Reputation: 85
I need some help with a regex I am writing. I have a list of words that I want to match and words that might come after them (words meaning [A-Za-z/\s]+
) I.e no parenthesis,symbols, numbers.
words = ['qtr','hard','quarter'] # keywords that must exist
test=['id:12345 cli hard/qtr Mix',
'id:12345 cli qtr 90%',
'id:12345 cli hard (red)',
'id:12345 cli hard work','Hello world']
excepted output is
['hard/qtr Mix', 'qtr', 'hard', 'hard work', None]
What I have tried so far
re.search(r'((hard|qtr|quarter)(?:[[A-Za-z/\s]+]))',x,re.I)
Upvotes: 2
Views: 228
Reputation: 3987
Idea extracted from the existing answer and made shorter :
>>> pattern = re.compile('(('+'|'.join(words)+')([a-zA-Z/ ]*))')
>>> [pattern.search(x).group(0) if pattern.search(x) else None for x in test])
['hard/qtr Mix', 'qtr ', 'hard ', 'hard work', None]
As mentioned in comment :
But it is quite inefficient, because it needs to search for same pattern twice, once for
pattern.search(x).group(0)
and the other one for ifpattern.search(x)
, and list-comprehension is not the best way to go about in such scenarios.
We can try this to overcome that issue :
>>> [v.group(0) if v else None for v in (pattern.search(x) for x in test)]
['hard/qtr Mix', 'qtr ', 'hard ', 'hard work', None]
Upvotes: 1
Reputation: 18466
The problem with the pattern you have i.e.'((hard|qtr|quarter)(?:[[A-Za-z/\s]+]))',
you have \s
inside squared brackets []
which means to match the characters individually i.e. either \
or s
, instead, you can just use space character i.e.

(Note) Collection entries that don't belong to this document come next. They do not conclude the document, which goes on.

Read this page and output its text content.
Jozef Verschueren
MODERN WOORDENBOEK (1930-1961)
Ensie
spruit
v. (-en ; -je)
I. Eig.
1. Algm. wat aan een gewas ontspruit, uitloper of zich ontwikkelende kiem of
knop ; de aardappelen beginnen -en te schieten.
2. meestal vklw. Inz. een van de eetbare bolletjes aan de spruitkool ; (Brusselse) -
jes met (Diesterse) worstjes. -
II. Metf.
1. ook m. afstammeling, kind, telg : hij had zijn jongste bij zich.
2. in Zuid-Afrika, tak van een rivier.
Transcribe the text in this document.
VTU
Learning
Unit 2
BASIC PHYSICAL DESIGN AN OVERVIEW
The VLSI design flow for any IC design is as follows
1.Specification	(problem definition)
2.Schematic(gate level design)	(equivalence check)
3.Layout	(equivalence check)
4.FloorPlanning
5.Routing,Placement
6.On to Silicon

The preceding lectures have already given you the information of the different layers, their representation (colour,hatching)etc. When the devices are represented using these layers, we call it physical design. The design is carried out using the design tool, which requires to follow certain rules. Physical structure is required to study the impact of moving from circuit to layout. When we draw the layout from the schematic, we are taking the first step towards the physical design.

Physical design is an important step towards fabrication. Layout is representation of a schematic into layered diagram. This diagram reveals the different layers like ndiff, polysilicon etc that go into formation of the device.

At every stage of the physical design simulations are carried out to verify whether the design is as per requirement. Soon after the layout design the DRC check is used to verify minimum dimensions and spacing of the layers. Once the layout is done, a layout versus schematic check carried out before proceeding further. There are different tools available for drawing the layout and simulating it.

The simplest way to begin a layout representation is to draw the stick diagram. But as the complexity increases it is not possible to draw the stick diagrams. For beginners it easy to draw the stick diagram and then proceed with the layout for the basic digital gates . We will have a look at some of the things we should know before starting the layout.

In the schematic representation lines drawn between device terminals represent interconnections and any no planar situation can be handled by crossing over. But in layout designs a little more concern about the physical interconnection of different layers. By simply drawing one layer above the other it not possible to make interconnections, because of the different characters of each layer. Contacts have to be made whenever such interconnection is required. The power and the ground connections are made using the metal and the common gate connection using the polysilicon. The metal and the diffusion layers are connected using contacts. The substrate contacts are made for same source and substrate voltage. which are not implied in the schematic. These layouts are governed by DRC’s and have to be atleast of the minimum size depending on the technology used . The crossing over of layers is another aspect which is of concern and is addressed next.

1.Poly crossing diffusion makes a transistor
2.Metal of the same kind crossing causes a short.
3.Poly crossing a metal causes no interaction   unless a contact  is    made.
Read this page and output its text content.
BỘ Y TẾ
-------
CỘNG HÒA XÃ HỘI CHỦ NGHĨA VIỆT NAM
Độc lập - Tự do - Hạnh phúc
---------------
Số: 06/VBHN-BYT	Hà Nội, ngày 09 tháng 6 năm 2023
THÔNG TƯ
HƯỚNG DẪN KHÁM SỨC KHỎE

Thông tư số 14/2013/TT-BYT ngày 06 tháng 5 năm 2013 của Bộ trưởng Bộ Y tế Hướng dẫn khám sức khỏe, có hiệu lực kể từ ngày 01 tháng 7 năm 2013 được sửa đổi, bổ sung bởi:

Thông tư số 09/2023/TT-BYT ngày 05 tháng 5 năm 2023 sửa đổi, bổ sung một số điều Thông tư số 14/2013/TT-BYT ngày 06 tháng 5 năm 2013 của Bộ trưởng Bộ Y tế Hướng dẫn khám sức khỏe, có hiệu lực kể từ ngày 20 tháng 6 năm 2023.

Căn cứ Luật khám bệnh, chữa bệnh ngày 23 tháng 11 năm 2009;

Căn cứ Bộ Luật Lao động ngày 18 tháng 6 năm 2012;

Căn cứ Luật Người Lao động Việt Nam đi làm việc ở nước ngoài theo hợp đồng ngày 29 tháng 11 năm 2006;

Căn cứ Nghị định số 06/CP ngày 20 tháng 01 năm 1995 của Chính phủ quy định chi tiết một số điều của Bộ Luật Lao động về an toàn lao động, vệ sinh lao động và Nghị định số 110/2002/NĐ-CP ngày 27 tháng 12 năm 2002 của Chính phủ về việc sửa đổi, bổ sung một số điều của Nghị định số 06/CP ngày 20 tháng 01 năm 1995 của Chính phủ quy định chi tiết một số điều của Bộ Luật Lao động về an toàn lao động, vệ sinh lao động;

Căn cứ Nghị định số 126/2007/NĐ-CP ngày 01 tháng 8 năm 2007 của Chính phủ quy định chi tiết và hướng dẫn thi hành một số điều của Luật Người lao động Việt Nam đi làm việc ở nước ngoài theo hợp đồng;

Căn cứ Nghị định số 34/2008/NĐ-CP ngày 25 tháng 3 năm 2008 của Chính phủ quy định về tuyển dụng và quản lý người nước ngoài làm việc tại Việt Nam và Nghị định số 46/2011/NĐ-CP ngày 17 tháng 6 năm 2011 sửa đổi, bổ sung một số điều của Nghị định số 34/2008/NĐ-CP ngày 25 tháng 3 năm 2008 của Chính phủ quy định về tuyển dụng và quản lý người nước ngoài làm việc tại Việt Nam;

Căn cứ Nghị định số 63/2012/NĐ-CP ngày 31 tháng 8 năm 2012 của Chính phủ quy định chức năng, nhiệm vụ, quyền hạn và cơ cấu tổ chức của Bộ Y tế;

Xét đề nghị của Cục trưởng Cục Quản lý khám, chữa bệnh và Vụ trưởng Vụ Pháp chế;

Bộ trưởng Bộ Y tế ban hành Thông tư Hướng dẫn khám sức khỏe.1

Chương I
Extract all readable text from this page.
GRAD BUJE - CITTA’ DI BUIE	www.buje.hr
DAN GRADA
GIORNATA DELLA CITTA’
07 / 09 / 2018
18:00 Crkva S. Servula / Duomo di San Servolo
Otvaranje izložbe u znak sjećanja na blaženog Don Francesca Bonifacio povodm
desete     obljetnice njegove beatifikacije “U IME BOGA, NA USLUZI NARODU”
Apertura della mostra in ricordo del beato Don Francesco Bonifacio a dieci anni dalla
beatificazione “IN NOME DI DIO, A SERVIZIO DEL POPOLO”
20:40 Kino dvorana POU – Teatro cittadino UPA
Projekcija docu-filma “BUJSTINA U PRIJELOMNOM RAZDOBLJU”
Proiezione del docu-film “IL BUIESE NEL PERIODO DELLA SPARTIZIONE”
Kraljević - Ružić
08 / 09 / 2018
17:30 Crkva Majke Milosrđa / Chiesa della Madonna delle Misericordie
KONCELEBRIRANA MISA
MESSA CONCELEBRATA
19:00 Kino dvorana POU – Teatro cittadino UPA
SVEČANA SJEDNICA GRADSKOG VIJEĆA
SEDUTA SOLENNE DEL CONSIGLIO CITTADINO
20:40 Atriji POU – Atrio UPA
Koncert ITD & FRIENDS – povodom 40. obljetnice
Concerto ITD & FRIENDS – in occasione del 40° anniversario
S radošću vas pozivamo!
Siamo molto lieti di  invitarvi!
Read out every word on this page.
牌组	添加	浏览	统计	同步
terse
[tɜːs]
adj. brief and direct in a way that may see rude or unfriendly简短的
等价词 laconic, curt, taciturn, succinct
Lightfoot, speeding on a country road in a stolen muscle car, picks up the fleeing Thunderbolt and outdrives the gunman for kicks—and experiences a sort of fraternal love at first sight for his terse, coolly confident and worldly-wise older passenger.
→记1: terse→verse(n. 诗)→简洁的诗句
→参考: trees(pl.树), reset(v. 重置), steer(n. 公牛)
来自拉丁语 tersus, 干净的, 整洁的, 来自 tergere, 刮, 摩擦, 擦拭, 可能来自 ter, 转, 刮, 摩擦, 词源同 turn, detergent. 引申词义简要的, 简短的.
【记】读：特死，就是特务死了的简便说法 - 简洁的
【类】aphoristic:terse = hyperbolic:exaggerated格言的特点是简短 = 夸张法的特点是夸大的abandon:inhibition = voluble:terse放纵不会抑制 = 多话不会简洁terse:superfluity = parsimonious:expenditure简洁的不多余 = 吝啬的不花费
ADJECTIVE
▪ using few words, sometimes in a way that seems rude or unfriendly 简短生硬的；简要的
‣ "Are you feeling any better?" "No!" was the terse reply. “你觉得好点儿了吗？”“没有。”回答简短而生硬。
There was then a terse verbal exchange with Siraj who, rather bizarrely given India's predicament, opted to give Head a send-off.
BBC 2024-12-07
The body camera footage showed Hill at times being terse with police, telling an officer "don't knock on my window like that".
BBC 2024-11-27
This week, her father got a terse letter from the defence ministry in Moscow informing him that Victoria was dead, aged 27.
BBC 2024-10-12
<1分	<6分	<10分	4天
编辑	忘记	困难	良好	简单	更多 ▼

You can join all the words in words
list by |
to create the pattern '((qtr|hard|quarter)([a-zA-Z/ ]*))'
, then search for the pattern in each of strings in the list, if the match is found, take the group 0 and append it to the resulting list, else, append None
:
pattern = re.compile('(('+'|'.join(words)+')([a-zA-Z/ ]*))')
result = []
for x in test:
groups = pattern.search(x)
if groups:
result.append(groups.group(0))
else:
result.append(None)
OUTPUT:
result
['hard/qtr Mix', 'qtr ', 'hard ', 'hard work', None]
And since you are including the space characters, you may end up with some values that has space at the end, you can just strip off the white space characters later.
Upvotes: 1
Reputation: 2363
You can put all needed words in or
expression and put your word definition after that
import re
words = ['qtr','hard','quarter']
regex = r"(" + "|".join(words) + ")[A-Za-z\/\s]+"
p = re.compile(regex)
test=['id:12345 cli hard/qtr Mix(qtr',
'id:12345 cli qtr 90%',
'id:12345 cli hard (red)',
'id:12345 cli hard work','Hello world']
for string in test:
result = p.search(string)
if result is not None:
print(p.search(string).group(0))
else:
print(result)
Output:
hard/qtr Mix
qtr
hard
hard work
None
Upvotes: 0